Things I've learned from All My Children:
  • Even in the dead of winter, you should wear sleeveless dresses to look chic.
  • Happily ever after does not make good drama.
  • I wish, just once, I could deliver a full-face soap-opera slap.
  • In the world of soaps, death is a relative condition.
  • Every time I fret about how fast my children are growing up, I see a soap kid age 12 years in three months and I feel much better.
When my husband mocks me about AMC, I remind him that he was a devoted Dallas fan. Hey, just because it aired at night, doesn't mean it wasn't a soap. When things get crazy and my own life resembles a soap opera, there has been something very comforting about turning on the TV and finding familiar characters whose problems are always worse than mine.

Feel free to confess your contempt on the topic or your own soap-opera guilty pleasures here in a comment.


Anonymous said...

Hey, wait a second! I was one of those Church Street residents, and I have never, ever watched a soap opera in my life! Was this after I left?

I do agree about the reality shows. They make me wince for those poor souls who need to expose themselves that way. Someone get them therapy, instead of exploiting their pathology!

How does Molly like college, anyway?

Susan Bearman said...

Sorry to have exaggerated. I just remember a bunch of people bolting up the stairs and piling on to Sari's bed to watch Luke and Laura's wedding.

You still have time to add watching an episode of All My Children to your bucket list. It isn't scheduled to go off the air until September.

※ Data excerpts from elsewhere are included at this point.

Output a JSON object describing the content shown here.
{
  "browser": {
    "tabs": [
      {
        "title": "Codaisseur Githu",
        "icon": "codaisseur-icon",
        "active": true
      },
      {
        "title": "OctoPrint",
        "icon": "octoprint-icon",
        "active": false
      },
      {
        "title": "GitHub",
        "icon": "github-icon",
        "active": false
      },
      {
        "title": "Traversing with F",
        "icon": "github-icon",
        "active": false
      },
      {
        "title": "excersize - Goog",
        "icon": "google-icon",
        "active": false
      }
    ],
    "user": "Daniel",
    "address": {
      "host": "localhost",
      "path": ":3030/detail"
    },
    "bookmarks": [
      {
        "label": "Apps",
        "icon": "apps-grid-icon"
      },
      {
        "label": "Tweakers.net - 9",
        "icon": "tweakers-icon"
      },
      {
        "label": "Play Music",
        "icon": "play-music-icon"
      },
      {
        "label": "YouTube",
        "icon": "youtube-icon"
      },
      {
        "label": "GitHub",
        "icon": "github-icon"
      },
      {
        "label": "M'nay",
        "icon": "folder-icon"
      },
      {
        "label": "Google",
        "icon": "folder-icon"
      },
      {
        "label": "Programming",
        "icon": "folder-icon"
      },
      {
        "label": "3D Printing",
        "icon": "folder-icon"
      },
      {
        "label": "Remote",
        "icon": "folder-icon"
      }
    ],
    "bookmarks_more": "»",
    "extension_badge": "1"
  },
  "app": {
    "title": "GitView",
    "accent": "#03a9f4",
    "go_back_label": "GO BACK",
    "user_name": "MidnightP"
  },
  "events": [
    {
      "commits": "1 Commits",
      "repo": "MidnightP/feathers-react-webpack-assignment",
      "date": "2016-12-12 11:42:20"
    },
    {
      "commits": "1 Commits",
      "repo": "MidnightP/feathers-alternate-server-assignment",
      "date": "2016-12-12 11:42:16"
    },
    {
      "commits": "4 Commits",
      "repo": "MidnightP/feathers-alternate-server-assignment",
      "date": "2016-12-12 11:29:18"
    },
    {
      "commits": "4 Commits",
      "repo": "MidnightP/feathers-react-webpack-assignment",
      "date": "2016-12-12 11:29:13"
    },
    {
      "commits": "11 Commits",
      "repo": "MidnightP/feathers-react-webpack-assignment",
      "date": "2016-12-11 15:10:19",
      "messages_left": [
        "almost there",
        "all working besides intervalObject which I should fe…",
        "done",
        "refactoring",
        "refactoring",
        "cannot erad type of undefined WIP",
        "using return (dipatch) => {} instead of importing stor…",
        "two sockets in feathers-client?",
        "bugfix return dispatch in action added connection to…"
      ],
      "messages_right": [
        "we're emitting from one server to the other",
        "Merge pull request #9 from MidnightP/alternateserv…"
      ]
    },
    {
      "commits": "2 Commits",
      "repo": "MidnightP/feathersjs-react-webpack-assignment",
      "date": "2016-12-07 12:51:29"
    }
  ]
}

Molly had a great first year, Thanks. She's coming home soon.

Mary Driver-Thiel said...

I, too, am crushed at the loss of my "friends."
Like many people, I started watching AMC in college. For almost four decades, I could count on AMC to take me out of reality when I was bored, lonely, frustrated, or just in need of a quick fashion update.
When life got really tough and I couldn't sleep at night, I would amuse myself creating plot lines for Erica, Tad, Opal, Palmer, Monique, Nina, and Cliff.
Come on, Oprah, help us out!!

loweanne said...

So true - fictional melodrama is much more entertaining than "staged" reality!
Love your lessons learned!

Sherled said...

Remember Marco, Phoebe, Ruth? Oh, let's not forget Vicki's personalities. I could hardly wait for the next day; as the drama unfolds.

Susan Bearman said...

loweanne — thanks. I'm sure I learned a few more soap "lessons" along the way.

Sherled — I remember all those characters. I also remember how cool I thought it was the first time I saw Ruth Warrick in Citizen Kane. She was so young!

doreen said...

Hmmm...I live on Church Street. I am so sad. I started watching when Erica stole Phillip from Tara...
This is just all wrong...
It really stinks that they just made them all move to LA too...

Susan Bearman said...

Doreen - You live on Church St. in A2? That's so cool. We were at 1008. I agree that it stinks that they made them move to LA only to fire everybody. Not happy with ABC at all.

Linda Gartz said...

Well, sorry, I'm just not and never have been a soap opera fan. But that said, I don't denigrate those who get into them. Like so many tv shows, until you watch a few episodes, you don't know how the characters will grab you. I'm just not a tv person in general. Once I've started watching a show at someone's behest, however, it's amazing how hooked I can get.
Sorry for your loss. :-(

Laura said...

Cancelled? I'm a little crushed, although my guilty pleasure was always GH. (Not these days. No time. Kids can be so selfish, what with their, "Mommy, pay attention to me," and, "Feed me. I'm hungry." You know?)

Susan Bearman said...

Linda — Thanks. Either you did the soaps or you didn't, but I appreciate your ability to empathize.

Laura — it is amazing how little people can be so demanding. And the bigger they get, the bigger their demands. And my kids want to eat every day — sometimes more than once.